Wolf looks to China, U.S.

  • 2010-10-13
  • From wire reports

TALLINN - Wolf Group, Estonia’s largest maker of building materials, wants to sell its insulation foams and sealants in China and the U.S. for the first time to reduce dependence on neighboring Russia, where it is the market leader, reports Bloomberg. The Tallinn-based company, which exports brands such as Krimelte and Penosil to more than 30 countries, is “actively working” to enter the Chinese market where it sees opportunities in higher-end products, Chairman Jaan Puusaag said in an interview.

“It is a matter of ‘when,’ not ‘if’ we enter the Chinese market,” Puusaag said. “Some markets have higher entry barriers. We still don’t have all the necessary certificates for U.S. entry after two years of work.”
Construction foam is among the biggest exports in Estonia, where Germany’s Henkel, the owner of the Makroflex brand, also has a plant. Estonia was the third-biggest global producer of polyurethane insulation foams in 2007 with 45 million bottles produced, behind China and the U.S., which produced 60 million bottles and 50 million bottles, respectively, Puusaag said. China’s output has probably grown since then, “but likely not multiplied.”

Wolf Group aims to grow by 50 percent in the next three years after returning to annual sales of “about” 1 billion kroons (64.1 million euros) this year, the level it first achieved in 2008.
“Two years ago we projected that we will recover to previous levels of revenue and profits in two years and that we will grow 50 percent in five years from then,” Puusaag said. “We were able to foresee there will be a slump, and what will happen after that, and the forecast has held up rather well.”

Russian sales make up about 70 percent of the group’s total, Puusaag said. The company has a market share of about 23-25 percent in Russia, including private label products, he said. The neighboring country’s building market was able to weather the global credit crisis “relatively quickly,” in part due to rising oil prices and limited use of credit in construction.
“Of course we are trying to reduce dependency on Russia through global expansion but there is no getting away from the fact that Russia is a huge market,” Puusaag said. “You can feed a wolf as much as you want, but it won’t become a bear.”
Wolf is among the five biggest producers of foams and sealants in Europe, with a market share of about 10 percent, he said.

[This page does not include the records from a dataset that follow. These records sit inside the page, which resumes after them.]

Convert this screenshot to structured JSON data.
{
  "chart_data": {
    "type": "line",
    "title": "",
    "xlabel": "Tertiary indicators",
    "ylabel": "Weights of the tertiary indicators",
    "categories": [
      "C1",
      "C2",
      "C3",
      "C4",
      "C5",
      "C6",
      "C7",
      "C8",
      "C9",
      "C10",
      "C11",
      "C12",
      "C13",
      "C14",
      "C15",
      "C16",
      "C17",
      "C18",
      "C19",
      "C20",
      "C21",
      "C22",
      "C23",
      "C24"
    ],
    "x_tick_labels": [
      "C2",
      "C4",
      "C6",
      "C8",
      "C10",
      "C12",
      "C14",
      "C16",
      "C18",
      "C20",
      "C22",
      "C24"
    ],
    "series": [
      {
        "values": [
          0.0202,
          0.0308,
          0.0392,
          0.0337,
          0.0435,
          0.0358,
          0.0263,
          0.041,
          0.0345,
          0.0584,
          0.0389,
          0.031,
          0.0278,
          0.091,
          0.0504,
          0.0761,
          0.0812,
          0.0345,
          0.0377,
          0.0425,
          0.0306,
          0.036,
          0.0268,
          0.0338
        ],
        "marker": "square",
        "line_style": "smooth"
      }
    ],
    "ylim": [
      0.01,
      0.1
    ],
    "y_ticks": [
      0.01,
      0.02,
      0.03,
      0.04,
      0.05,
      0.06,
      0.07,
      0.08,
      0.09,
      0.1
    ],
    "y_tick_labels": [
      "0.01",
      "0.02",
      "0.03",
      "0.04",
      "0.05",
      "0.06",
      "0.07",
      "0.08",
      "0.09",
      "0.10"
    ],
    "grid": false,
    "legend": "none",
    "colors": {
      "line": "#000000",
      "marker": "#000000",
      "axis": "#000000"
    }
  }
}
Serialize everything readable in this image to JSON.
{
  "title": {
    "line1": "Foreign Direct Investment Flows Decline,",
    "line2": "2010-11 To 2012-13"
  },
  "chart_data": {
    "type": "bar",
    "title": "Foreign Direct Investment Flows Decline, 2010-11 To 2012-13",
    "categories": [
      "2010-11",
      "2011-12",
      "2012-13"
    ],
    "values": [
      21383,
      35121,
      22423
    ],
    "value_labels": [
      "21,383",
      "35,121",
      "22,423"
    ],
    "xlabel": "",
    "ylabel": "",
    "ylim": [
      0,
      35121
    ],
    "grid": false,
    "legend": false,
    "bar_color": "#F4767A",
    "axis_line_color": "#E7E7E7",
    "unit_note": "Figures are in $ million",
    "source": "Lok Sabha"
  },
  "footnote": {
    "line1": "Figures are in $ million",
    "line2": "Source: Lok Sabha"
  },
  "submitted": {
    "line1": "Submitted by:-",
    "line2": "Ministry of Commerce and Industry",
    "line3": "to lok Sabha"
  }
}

The global economic crisis hasn’t had a “noticeable” effect on the construction sector in the Nordic countries due to government support measures, while the building industry is starting to stabilize in the Baltic and Balkan countries where no such measures were used, Puusaag said. The U.K. has coped with the crisis “very well,” while demand in Germany remains at “modest levels not much different from before the crisis,” he added.
Puusaag said he wouldn’t rule out listing the company, although there is no need to sell shares to the public “at present.”